Le 17 juin 2007, les deux députés élus vont siéger jusqu’en 2012.
A l’Assemblée Nationale, ils participeront aux débats qui engagent les pouvoirs de l’Etat. Or, l’Etat est précisément engagé dans la parole donnée dans l’accord de Nouméa aux côtés du FLNKS et du RPCR, le 5 mai 1998.
 
L’Accord de Nouméa est un accord politique librement négocié et librement consenti entre les signataires, approuvés par l’Assemblée Nationale et le Sénat réunis en congrès du Parlement à Versailles le 6 juillet 1998 et depuis, porté au titre XIII de la constitution de la IVème République.
 
Cet accord, approuvé à 72% par les citoyens calédoniens, est notre feuille de route consensuelle pour 15 à 20 ans.
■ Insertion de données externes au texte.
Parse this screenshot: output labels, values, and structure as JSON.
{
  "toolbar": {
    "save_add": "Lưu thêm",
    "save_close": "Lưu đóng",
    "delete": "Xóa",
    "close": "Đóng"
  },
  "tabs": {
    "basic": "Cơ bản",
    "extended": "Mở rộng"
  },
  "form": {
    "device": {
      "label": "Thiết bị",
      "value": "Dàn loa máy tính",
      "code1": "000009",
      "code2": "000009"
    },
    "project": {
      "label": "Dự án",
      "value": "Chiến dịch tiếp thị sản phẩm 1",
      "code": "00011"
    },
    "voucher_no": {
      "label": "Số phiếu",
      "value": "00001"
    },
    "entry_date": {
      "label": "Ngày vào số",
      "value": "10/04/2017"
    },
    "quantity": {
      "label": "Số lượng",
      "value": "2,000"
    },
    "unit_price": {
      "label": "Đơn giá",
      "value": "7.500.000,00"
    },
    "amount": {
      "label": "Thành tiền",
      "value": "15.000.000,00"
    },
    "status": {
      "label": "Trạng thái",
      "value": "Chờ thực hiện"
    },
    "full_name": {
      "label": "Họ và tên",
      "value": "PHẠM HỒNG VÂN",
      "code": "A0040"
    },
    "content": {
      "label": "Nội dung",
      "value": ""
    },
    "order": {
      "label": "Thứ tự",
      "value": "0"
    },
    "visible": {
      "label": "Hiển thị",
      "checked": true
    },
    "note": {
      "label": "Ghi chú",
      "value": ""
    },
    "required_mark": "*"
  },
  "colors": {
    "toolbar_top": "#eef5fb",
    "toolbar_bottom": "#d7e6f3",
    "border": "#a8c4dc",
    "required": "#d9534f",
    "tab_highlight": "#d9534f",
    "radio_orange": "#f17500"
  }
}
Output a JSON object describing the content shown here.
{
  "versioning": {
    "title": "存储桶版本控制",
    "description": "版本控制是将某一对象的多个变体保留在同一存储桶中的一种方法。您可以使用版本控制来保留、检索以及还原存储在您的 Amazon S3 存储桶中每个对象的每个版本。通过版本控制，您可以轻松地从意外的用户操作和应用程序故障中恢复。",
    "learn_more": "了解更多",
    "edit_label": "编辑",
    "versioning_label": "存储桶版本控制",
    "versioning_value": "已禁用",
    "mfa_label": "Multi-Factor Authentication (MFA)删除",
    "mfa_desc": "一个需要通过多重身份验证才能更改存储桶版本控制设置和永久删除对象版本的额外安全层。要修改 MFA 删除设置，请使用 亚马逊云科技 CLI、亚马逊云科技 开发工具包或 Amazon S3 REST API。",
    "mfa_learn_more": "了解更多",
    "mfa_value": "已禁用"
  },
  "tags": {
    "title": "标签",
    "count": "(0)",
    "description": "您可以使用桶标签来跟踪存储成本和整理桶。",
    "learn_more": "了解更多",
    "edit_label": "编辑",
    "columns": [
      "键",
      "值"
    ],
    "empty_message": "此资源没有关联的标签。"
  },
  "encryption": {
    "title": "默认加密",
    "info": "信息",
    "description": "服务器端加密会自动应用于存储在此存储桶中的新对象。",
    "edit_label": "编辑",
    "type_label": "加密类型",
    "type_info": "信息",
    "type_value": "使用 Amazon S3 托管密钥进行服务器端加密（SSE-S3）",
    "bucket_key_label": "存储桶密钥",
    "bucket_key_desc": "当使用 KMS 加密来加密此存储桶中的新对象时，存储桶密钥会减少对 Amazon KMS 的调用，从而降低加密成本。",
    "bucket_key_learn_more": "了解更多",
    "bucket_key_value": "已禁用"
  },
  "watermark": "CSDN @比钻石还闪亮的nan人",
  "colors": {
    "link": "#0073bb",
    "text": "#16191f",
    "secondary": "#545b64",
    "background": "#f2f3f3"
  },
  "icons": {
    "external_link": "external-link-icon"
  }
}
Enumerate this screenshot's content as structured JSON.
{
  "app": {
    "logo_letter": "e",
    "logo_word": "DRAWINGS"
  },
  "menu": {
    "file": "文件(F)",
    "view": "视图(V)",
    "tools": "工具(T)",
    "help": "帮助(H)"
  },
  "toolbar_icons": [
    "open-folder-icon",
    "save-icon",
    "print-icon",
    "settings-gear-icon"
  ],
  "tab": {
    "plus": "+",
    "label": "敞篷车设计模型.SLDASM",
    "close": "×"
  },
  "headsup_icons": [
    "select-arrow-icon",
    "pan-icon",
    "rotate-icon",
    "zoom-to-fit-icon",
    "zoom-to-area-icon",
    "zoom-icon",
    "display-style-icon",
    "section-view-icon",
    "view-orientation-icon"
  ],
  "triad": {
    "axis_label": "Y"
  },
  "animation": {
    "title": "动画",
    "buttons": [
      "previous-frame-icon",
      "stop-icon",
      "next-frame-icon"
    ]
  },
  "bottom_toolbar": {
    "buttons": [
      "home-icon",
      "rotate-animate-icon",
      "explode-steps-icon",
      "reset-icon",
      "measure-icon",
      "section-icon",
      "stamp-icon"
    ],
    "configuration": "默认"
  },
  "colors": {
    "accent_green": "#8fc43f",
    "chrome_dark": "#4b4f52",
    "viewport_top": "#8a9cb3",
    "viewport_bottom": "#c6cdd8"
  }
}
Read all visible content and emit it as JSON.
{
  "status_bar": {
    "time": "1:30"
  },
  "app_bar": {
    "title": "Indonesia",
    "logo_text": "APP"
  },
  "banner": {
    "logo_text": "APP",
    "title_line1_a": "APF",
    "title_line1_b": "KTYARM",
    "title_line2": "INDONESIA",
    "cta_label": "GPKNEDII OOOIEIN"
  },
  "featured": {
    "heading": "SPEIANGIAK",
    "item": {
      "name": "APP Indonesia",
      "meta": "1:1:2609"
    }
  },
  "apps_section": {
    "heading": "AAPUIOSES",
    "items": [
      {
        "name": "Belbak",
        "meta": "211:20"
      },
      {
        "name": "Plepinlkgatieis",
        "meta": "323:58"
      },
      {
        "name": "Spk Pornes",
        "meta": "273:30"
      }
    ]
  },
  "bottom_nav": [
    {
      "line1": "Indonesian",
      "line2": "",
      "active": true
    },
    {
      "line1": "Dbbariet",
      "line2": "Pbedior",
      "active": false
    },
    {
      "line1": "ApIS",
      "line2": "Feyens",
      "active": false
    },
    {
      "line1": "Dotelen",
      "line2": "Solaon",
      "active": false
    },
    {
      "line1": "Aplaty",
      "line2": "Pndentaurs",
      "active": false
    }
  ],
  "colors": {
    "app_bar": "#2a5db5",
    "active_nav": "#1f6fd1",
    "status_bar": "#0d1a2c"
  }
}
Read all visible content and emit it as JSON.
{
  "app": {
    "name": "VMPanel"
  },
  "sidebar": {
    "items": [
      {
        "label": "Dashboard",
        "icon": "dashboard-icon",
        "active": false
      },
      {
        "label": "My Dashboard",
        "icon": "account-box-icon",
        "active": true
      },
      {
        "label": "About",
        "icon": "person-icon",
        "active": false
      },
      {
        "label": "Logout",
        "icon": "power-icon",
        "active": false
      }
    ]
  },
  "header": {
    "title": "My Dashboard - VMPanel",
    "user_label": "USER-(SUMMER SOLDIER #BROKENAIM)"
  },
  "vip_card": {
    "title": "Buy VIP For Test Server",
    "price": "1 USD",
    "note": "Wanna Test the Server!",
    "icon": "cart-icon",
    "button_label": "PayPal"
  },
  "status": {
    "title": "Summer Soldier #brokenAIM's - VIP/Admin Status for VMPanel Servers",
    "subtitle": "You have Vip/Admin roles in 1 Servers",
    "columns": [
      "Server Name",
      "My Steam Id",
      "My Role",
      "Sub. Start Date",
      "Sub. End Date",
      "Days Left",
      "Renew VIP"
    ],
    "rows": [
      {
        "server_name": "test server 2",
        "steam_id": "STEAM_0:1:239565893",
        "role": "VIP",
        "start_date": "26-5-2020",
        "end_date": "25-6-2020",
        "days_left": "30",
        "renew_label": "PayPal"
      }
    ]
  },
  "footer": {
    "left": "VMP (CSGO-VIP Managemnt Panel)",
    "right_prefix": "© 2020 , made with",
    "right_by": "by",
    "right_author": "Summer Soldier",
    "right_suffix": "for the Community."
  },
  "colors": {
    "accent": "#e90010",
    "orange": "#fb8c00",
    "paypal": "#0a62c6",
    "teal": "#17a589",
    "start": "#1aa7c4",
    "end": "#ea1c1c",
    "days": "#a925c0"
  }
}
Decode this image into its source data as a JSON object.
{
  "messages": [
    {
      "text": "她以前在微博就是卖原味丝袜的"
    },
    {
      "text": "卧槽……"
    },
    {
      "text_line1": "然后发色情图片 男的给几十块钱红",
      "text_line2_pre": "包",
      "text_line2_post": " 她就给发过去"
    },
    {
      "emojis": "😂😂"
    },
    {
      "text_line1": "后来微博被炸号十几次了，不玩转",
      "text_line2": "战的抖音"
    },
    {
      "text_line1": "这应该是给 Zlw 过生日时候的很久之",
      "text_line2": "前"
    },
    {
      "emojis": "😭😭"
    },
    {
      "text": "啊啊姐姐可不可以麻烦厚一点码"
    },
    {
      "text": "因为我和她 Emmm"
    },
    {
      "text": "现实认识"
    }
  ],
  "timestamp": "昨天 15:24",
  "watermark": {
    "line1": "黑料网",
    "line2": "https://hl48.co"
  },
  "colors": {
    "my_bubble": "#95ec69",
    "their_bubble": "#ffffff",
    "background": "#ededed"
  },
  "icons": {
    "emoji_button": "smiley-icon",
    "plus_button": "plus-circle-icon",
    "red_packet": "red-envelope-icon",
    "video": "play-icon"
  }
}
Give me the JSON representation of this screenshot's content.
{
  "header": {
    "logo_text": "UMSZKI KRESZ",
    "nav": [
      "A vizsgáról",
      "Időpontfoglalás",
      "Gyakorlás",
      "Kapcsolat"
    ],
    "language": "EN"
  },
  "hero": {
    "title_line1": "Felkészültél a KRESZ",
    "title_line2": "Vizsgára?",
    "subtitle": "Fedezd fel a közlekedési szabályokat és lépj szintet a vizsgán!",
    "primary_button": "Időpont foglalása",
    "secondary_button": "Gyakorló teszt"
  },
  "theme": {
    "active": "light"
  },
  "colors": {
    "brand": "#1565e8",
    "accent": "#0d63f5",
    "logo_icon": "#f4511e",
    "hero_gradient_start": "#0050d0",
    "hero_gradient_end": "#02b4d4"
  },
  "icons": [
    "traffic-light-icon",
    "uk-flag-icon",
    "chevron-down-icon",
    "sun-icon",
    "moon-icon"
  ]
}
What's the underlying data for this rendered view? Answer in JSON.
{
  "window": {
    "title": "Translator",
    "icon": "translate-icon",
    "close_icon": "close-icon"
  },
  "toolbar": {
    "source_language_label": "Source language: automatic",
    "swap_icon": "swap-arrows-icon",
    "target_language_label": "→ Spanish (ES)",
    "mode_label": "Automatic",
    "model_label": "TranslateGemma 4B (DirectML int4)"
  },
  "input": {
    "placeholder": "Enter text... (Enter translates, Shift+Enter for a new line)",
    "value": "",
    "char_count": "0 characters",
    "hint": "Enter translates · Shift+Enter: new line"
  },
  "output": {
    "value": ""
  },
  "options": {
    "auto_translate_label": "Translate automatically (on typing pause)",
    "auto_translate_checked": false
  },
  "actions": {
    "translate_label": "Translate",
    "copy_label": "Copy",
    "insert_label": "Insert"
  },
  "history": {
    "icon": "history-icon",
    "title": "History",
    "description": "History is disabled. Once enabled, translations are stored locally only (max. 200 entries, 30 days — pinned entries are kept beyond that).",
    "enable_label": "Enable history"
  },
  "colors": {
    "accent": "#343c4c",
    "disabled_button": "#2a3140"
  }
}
Ces citoyens calédoniens ont été confortés dans leur responsabilité à décider de l’avenir du pays entre 2014 et 2020, et surtout des affaires du pays à l’occasion des élections aux provinces et au congrès avec le rétablissement du corps électoral restreint approuvé par le dernier congrès du parlement le 19 février 2007. L’Accord de Nouméa a très clairement décidé d’un processus de décolonisation et crée un statut « sui generis » pour un pays en devenir doté d’une identité propre.
 
Les deux députés élus à l’Assemblée Nationale le 17 juin 2007 auront à siéger un quinquennat déterminant pour asseoir entièrement une mise en œuvre de l’Accord de Nouméa active, sereine, loyale et surtout respectueuse de son équilibre politique.
 
Pour cela, nous ne pouvons compter que sur des députés qui agiront réellement :
-          pour que l’Accord de Nouméa et le statut évolutif de la Nouvelle-Calédonie ne soient pas manipulés à des fins électorales ou pour des enjeux de politique intérieure,
-          et pour que l’Etat tienne ses engagements et ses responsabilités dans le soutien du projet industriel du Koniambo et au rééquilibrage en faveur de l’intérieur et des Îles, et surtout, pour organiser le transfert prévu des compétences dans des conditions acceptables pour un exercice normal par la Nouvelle-Calédonie.
 
Pierre Frogier, Président du Rasemblement-UMP, qui compte sur l’effet Sarkozy et une grande « vague bleue » a fait campagne et annoncé la « rupture » avec l’Accord de Nouméa en se revendiquant de ce principe politique prôné par le nouveau Président de la République.
 
Ce projet est au contraire une tentative de retour en arrière à la période pré-accords où le RPCR utilisait sa complicité avec sa majorité politique nationale pour manœuvrer le pouvoir de l’Etat à l’avantage des intérêts financiers, économiques et politiques de ses seuls ressortissants.
 
Laisser élire les candidats Rassemblement-UMP, G. Yanno et P. Frogier, et permettre ce retour en arrière au rétablissement des liens coloniaux avec l’Etat, c’est rompre le contrat de confiance politique qui est le garant de la sérénité nécessaire à la construction d’un destin commun qui n’est possible qu’avec la réussite d’un réel processus de décolonisation tel qu’engagé avec l’Accord de Nouméa.
 
  
 La « rupture » avec une prétendue « lecture socialiste » ou « indépendantiste » de l’Accord de Nouméa n’est qu’un argument bassement électoral destiné à draguer les électeurs français exclus du « corps électoral spécial », en sacrifiant les intérêts à long terme des citoyens calédoniens.
 
Pierre Frogier et le Rassemblement-UMP veulent calquer à la Nouvelle-Calédonie la concept de « rupture » en oubliant que N. Sarkozy, dans son discours d’investiture s’est revendiqué par deux fois du respect de la « parole donnée » et depuis, prône l’ouverture de son gouvernement à la gauche et au centre pour se garantir une large majorité à l’Assemblée Nationale.
 
Pierre Frogier veut-il re-doter la Nouvelle-Calédonie à nouveau d’un statut colonial comme à la belle époque en excluant la reconnaissance du peuple kanak et la nécessité de décolonisation au motif d’une « repentance » dépassée et surtout en annulant la citoyenneté calédonienne et ses attributs ?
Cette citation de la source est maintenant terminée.